De acordo com a Secretária da Segurança Pública (SSP), durante as investigações o homem de 24 anos foi apontado como suspeito de ter feito os disparos de arma de fogo. Um segundo suspeito foi identificado como condutor da moto utilizada no crime, mas ainda não foi localizado.
Segundo a polícia, os dois suspeitos também cumprem pena no regime semiaberto na unidade penal de Paraíso. Os nomes deles não foram divulgados e o g1 não teve acesso às defesas.
A motivação do crime não foi divulgada pela polícia.
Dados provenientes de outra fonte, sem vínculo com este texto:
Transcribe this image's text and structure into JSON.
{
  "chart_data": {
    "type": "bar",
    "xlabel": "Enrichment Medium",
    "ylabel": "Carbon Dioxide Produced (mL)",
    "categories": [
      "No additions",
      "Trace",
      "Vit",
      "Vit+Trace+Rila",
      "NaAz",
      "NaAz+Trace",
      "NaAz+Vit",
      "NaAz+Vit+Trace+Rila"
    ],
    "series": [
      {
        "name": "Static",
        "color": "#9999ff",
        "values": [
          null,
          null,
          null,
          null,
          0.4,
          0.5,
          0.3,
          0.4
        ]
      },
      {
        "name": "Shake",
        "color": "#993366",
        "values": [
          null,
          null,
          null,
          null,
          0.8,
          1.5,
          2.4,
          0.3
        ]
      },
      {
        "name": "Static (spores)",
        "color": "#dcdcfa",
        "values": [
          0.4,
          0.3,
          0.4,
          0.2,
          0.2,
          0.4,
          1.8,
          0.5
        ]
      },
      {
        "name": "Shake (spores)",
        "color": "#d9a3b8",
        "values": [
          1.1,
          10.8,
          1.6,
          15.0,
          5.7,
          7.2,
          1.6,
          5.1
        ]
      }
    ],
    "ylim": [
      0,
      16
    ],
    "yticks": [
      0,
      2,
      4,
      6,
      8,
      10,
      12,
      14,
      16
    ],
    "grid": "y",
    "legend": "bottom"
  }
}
A SSP informou que durante a prisão também foram cumpridos mandados de buscas e localizadas porções de drogas, balanças de precisão, além de objetos para comercialização de entorpecentes. Por isso, o suspeito foi autuado em flagrante por tráfico de drogas.
Segundo a polícia, o suspeito preso ainda é investigado por duplo homicídio e outras seis tentativas de homicídio. Após o cumprimento de mandado de prisão preventiva, ele foi levado até à Unidade Penal local, onde ele deve permanecer à disposição do Poder Judiciário.
Imagens de uma câmera de segurança registraram o momento em que o passageiro de uma moto abriu fogo contra várias pessoas que estavam na porta da Unidade Prisional de Paraíso do Tocantins.
No vídeo, é possível ver duas vítimas caindo no chão após serem atingidas, enquanto os outros correm. Dois detentos morreram, um no local dos disparos e outro no hospital.
A Secretaria de Cidadania e Justiça (Seciju) ainda afirmou na época que os detentos aguardavam para entrar na unidade penal, onde pernoitam diariamente, e que os disparos não acertaram nenhum policial penal.